RFinance_2017_notes.txt



## talking points

Machine learning from very high level, no SVM or neural nets.
How applying ensembles and shrinkage can improve model performance.
How to build models less sensitive to lookback window.
One of the crucial meta-parameters is the length of the rolling lookback window.  
Backtesting lookback window in itself is a form overfitting.
Simple coin flipping model: identify skilled manager.
Selecting From Among Multiple Managers: p-hacking.
Effect of Lookback Window Length: in reality we don't have luxury of increasing lookback window.
On the plus side, we don't need a very high confidence level to successfuly trade.
Simulating Managers with Time-dependent Skill: red manager has higher skill, but underperforms by chance.
Trend-following: hard to Select Best Manager From Previous Period, longer lookback window doesn't help.
Ensemble: Select Top Two Managers From Previous Period works much better, because betting that best manager is among top two is easier.
Selecting Top Two Managers is really an ensemble of two models.
Ensemble shrinks the weights to zero.
? We suffer from bias (we don't choose the best strategy), but we gain from lower variance.
Long-short Ensemble: is momentum, or betting on relative outperformance.
Conclusion: whatever machine learning model you're using, it's much easier to bet on performance of ensemble or on relative outperformance.


## temp

has been successfuly applied to speech and image recognition, but has faced challenges in automated trading.  For example forecasting models which rely on historical prices have very poor performance, because asset returns have a very low signal to noise ratio.  As a result, model forecasts have large standard errors, making them difficult to apply in practice.  The problem is often exacerbated by the high dimensionality of many financial models, for example portfolio optimization.
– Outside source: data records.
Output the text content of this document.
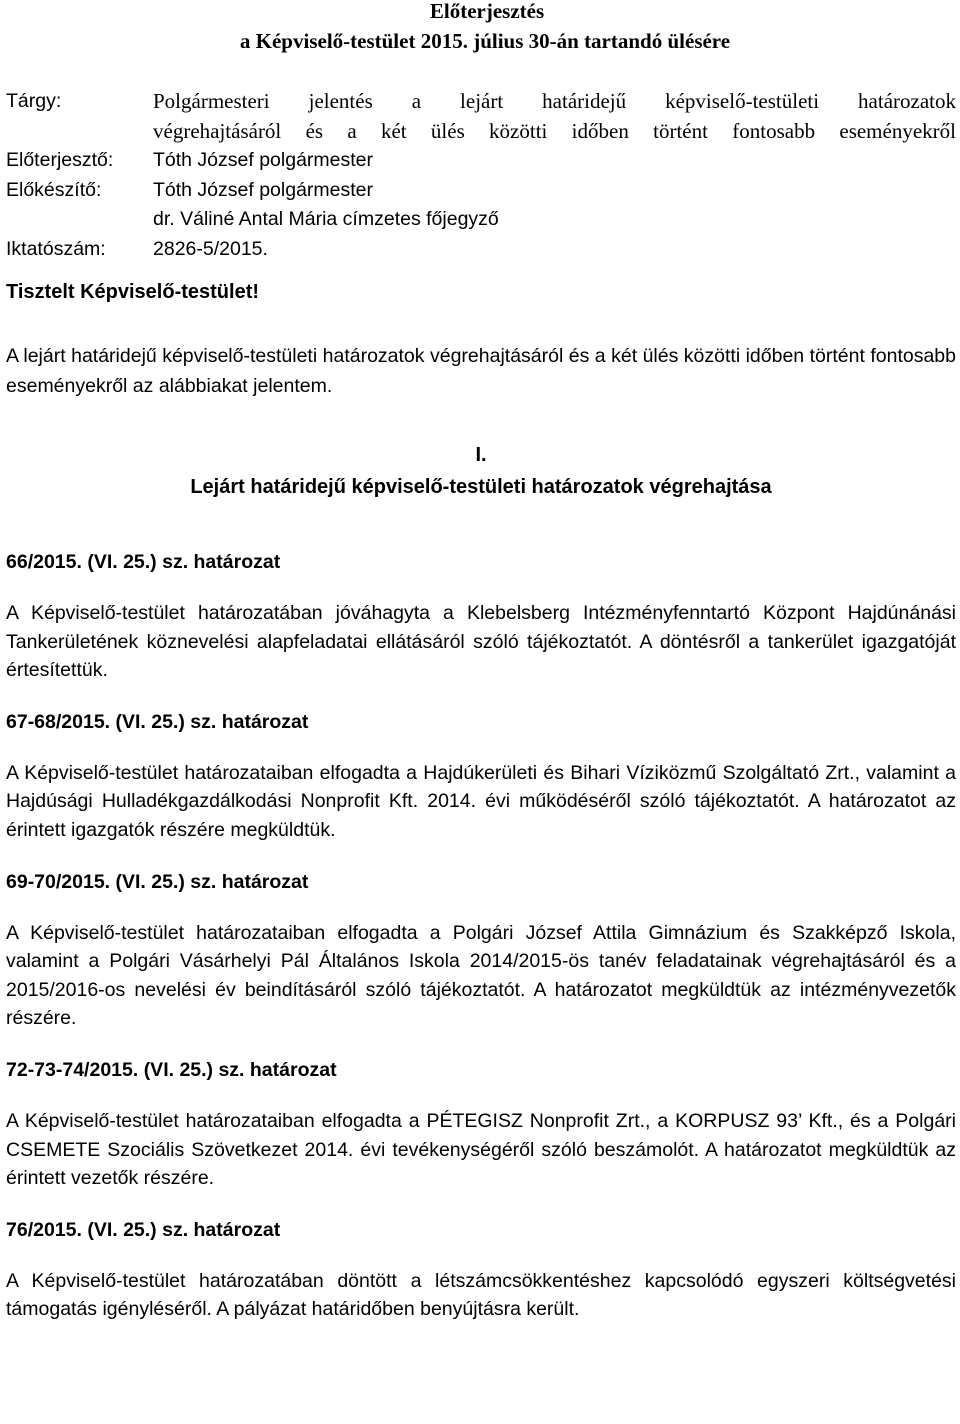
Előterjesztés
a Képviselő-testület 2015. július 30-án tartandó ülésére
Tárgy:	Polgármesteri jelentés a lejárt határidejű képviselő-testületi határozatok
végrehajtásáról és a két ülés közötti időben történt fontosabb eseményekről
Előterjesztő:	Tóth József polgármester
Előkészítő:	Tóth József polgármester
dr. Váliné Antal Mária címzetes főjegyző
Iktatószám:	2826-5/2015.
Tisztelt Képviselő-testület!
A lejárt határidejű képviselő-testületi határozatok végrehajtásáról és a két ülés közötti időben történt fontosabb eseményekről az alábbiakat jelentem.
I.
Lejárt határidejű képviselő-testületi határozatok végrehajtása
66/2015. (VI. 25.) sz. határozat
A Képviselő-testület határozatában jóváhagyta a Klebelsberg Intézményfenntartó Központ Hajdúnánási Tankerületének köznevelési alapfeladatai ellátásáról szóló tájékoztatót. A döntésről a tankerület igazgatóját értesítettük.
67-68/2015. (VI. 25.) sz. határozat
A Képviselő-testület határozataiban elfogadta a Hajdúkerületi és Bihari Víziközmű Szolgáltató Zrt., valamint a Hajdúsági Hulladékgazdálkodási Nonprofit Kft. 2014. évi működéséről szóló tájékoztatót. A határozatot az érintett igazgatók részére megküldtük.
69-70/2015. (VI. 25.) sz. határozat
A Képviselő-testület határozataiban elfogadta a Polgári József Attila Gimnázium és Szakképző Iskola, valamint a Polgári Vásárhelyi Pál Általános Iskola 2014/2015-ös tanév feladatainak végrehajtásáról és a 2015/2016-os nevelési év beindításáról szóló tájékoztatót. A határozatot megküldtük az intézményvezetők részére.
72-73-74/2015. (VI. 25.) sz. határozat
A Képviselő-testület határozataiban elfogadta a PÉTEGISZ Nonprofit Zrt., a KORPUSZ 93’ Kft., és a Polgári CSEMETE Szociális Szövetkezet 2014. évi tevékenységéről szóló beszámolót. A határozatot megküldtük az érintett vezetők részére.
76/2015. (VI. 25.) sz. határozat
A Képviselő-testület határozatában döntött a létszámcsökkentéshez kapcsolódó egyszeri költségvetési támogatás igényléséről. A pályázat határidőben benyújtásra került.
We study several techniques which can help to reduce the problem of large standard errors, such as parameter regularization (shrinkage), dimensionality reduction, and ensembles of models.  We use bootstrap simulation to estimate the standard errors, and to quantify the effect of these techniques. 
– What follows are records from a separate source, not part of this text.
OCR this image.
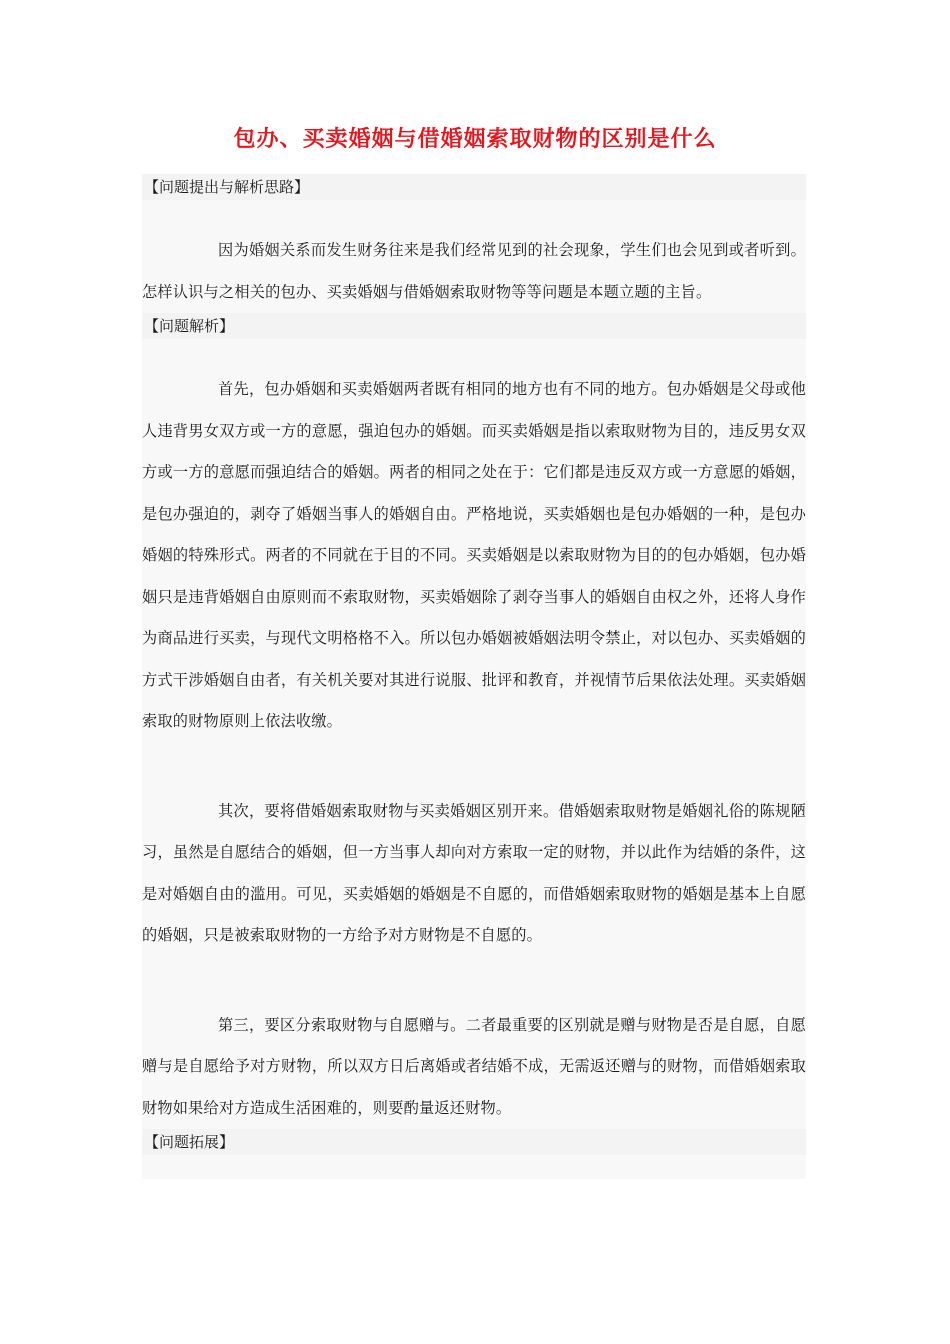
包办、买卖婚姻与借婚姻索取财物的区别是什么
【问题提出与解析思路】

因为婚姻关系而发生财务往来是我们经常见到的社会现象，学生们也会见到或者听到。怎样认识与之相关的包办、买卖婚姻与借婚姻索取财物等等问题是本题立题的主旨。

【问题解析】

首先，包办婚姻和买卖婚姻两者既有相同的地方也有不同的地方。包办婚姻是父母或他人违背男女双方或一方的意愿，强迫包办的婚姻。而买卖婚姻是指以索取财物为目的，违反男女双方或一方的意愿而强迫结合的婚姻。两者的相同之处在于：它们都是违反双方或一方意愿的婚姻，是包办强迫的，剥夺了婚姻当事人的婚姻自由。严格地说，买卖婚姻也是包办婚姻的一种，是包办婚姻的特殊形式。两者的不同就在于目的不同。买卖婚姻是以索取财物为目的的包办婚姻，包办婚姻只是违背婚姻自由原则而不索取财物，买卖婚姻除了剥夺当事人的婚姻自由权之外，还将人身作为商品进行买卖，与现代文明格格不入。所以包办婚姻被婚姻法明令禁止，对以包办、买卖婚姻的方式干涉婚姻自由者，有关机关要对其进行说服、批评和教育，并视情节后果依法处理。买卖婚姻索取的财物原则上依法收缴。

其次，要将借婚姻索取财物与买卖婚姻区别开来。借婚姻索取财物是婚姻礼俗的陈规陋习，虽然是自愿结合的婚姻，但一方当事人却向对方索取一定的财物，并以此作为结婚的条件，这是对婚姻自由的滥用。可见，买卖婚姻的婚姻是不自愿的，而借婚姻索取财物的婚姻是基本上自愿的婚姻，只是被索取财物的一方给予对方财物是不自愿的。

第三，要区分索取财物与自愿赠与。二者最重要的区别就是赠与财物是否是自愿，自愿赠与是自愿给予对方财物，所以双方日后离婚或者结婚不成，无需返还赠与的财物，而借婚姻索取财物如果给对方造成生活困难的，则要酌量返还财物。

【问题拓展】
Performance of strategies is time-dependent
Switching between strategies

False Discovery Rate Problem {.smaller}  
- p-hacking or false-discovery rate problem:
What is the probability of obtaining a very large number of heads?
plot probability as function of number of coins

- If we Flip Many Coins Then We Will Always Find One That We Think is Biased

- How long should the lookback window be, to avoid training a model on noise?  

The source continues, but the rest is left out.